Project Glasswing: Secure the Complement, or Lose the Platform
I co-wrote the OpenBSD firewall and built the fuzzer that should have caught Mythos's TCP bug. Both missed it. Here's why that's a CFO problem now.
When Anthropic’s Mythos surfaced a TCP option-processing bug in OpenBSD that had been sitting in the stack since the late ‘90s, I took it personally. I audited that exact code path more times than I can count 25yrs ago. I wrote ISIC, including the TCP Stack Integrity Checker, a fuzzer built specifically to find the exact class of bug Mythos found. My fuzzer missed it 25yrs ago. I missed it, staring directly at it and pointing automated tooling directly at it, during a period of my life when I worked on securing low-level network stacks seven days a week.
I lead with that not to relitigate my workflow. I lead with it so the CISOs and platform engineers reading this don’t look at Anthropic’s project Glasswing as a security engineering conversation. It isn’t. If someone with my background, tooling, and obsession couldn’t find that ONE bug in code I owned, engineering teams aren’t going to dig out of decades of security debt with a few sprints.
So I’m taking the engineer hat off. CEO hat on. Let’s talk to the Glasswing cohort the way their boards are about to talk to them: as a P&L event.
The reframe. Mythos-class models have moved a large, dormant inventory of latent vulnerabilities from “below the threshold of notice” to “above it.” This is structurally identical to a regulatory shift; a category of cost that was previously externalized is about to be internalized, fast. The difference is that you can’t lobby your way out. The remediation is technical, the timeline is compressed, and the accounting treatment is ugly.
For physical product lines, the exposure is warranty liability and recall risk on shipped hardware. For SaaS and platforms, it’s churn risk against consumer lock-in and, more painfully for the CFO, impairment of M&A goodwill carried on the balance sheet, which lands on the income statement as a GAAP expense the quarter you take it. Ouch
Where the exposure sits. Rough cuts from public filings; treat as order-of-magnitude:
Apple — ~57% of FY25 revenue from iPhone and iPad, gated by an App Store you will now have to vouch for end-to-end.
AWS — effectively ~60% of Amazon’s operating income. The exposure isn’t AWS itself; it’s the OS images, package repositories, and customer workloads you implicitly stand behind.
Broadcom — ~25% of revenue from chips embedded in commercial products that can be bricked in place, with mobile and IoT as the second-order blast radius.
Google — undisclosed, but a defensible estimate puts 20–40% of revenue downstream of Android and ads served against it. Same Play Store problem as Apple, with a messier device fleet.
Microsoft — ~85% of FY25 revenue touches at-risk product lines: Windows, the Microsoft Store, Xbox, and the entire Azure-hosted ISV ecosystem.
I won’t put a date on when this becomes board-level. If I was on your board you always would have gotten a phone call. I’ll say only that the gap between “interesting research result” and “named in an 8-K” has historically been measured in quarters, not years, and Mythos just passed the research stage.
Now the part the CFO actually wants to hear. Every threatened liability on this list has a revenue-side mirror. The platform playbook here is not new, it’s Joel Spolsky’s “commoditize your complement,” run in reverse. You commoditized the complements years ago. Now you secure them, and you charge for the securing.
App stores (Apple, Google, Microsoft) can mandate third-party security attestation as a condition of listing. Developers self-certify at one price tier, get audited by an approved third party at another, or buy the service from the store directly at the platinum tier. Enterprise buyers will demand platinum and pay for it. Those insecure Apps where the consumer is the product are putting your platform itself at risk.

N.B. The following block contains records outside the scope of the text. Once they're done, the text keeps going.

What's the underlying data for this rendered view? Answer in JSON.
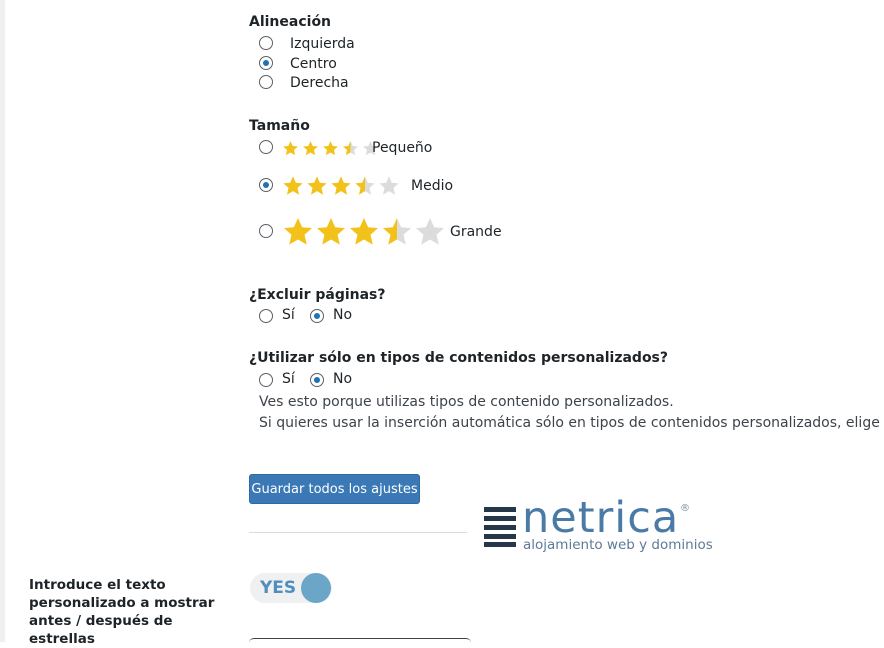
{
  "alignment": {
    "heading": "Alineación",
    "options": [
      {
        "label": "Izquierda",
        "checked": false
      },
      {
        "label": "Centro",
        "checked": true
      },
      {
        "label": "Derecha",
        "checked": false
      }
    ]
  },
  "size": {
    "heading": "Tamaño",
    "rating_value": 3.5,
    "rating_max": 5,
    "star_colors": {
      "filled": "#f2c21a",
      "empty": "#dcdcdc"
    },
    "options": [
      {
        "label": "Pequeño",
        "checked": false
      },
      {
        "label": "Medio",
        "checked": true
      },
      {
        "label": "Grande",
        "checked": false
      }
    ]
  },
  "exclude_pages": {
    "heading": "¿Excluir páginas?",
    "options": [
      {
        "label": "Sí",
        "checked": false
      },
      {
        "label": "No",
        "checked": true
      }
    ]
  },
  "custom_types": {
    "heading": "¿Utilizar sólo en tipos de contenidos personalizados?",
    "options": [
      {
        "label": "Sí",
        "checked": false
      },
      {
        "label": "No",
        "checked": true
      }
    ],
    "help_line_1": "Ves esto porque utilizas tipos de contenido personalizados.",
    "help_line_2": "Si quieres usar la inserción automática sólo en tipos de contenidos personalizados, elige SÍ"
  },
  "save_button": {
    "label": "Guardar todos los ajustes",
    "color": "#3a79b6"
  },
  "logo": {
    "name": "netrica",
    "registered_mark": "®",
    "tagline": "alojamiento web y dominios"
  },
  "custom_text": {
    "label": "Introduce el texto personalizado a mostrar antes / después de estrellas",
    "toggle_text": "YES",
    "toggle_on": true
  }
}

Cloud providers (AWS, Google, Microsoft) already run overwatch on customer workloads for their own risk management. Any workload not originating from an attested, vetted image becomes a billable line item for the monitoring you were eating as COGS anyway.
Silicon and device vendors (Broadcom, and the ecosystem downstream) have the hardest road, because remediation often means physical replacement. The opportunity is attested-boot-as-a-service and a recurring security SLA on shipped parts; converting a one-time hardware sale into an annuity, which is the trade that cements the hardware CFO’s legacy.
The close. Mythos, and maybe a whole generation of frontier models, are about to revalue a category of risk the technology sector has been carrying off-balance-sheet since the 1990s. If you are a platform, your two choices are to absorb that revaluation as liability or to convert it into recurring revenue by securing the complements you previously commoditized. The companies that move in the first two quarters will set the pricing, the standards, and the audit regime everyone else has to buy into. The companies that wait will be the ones writing the impairment disclosures.
Secure the complement, or lose the platform.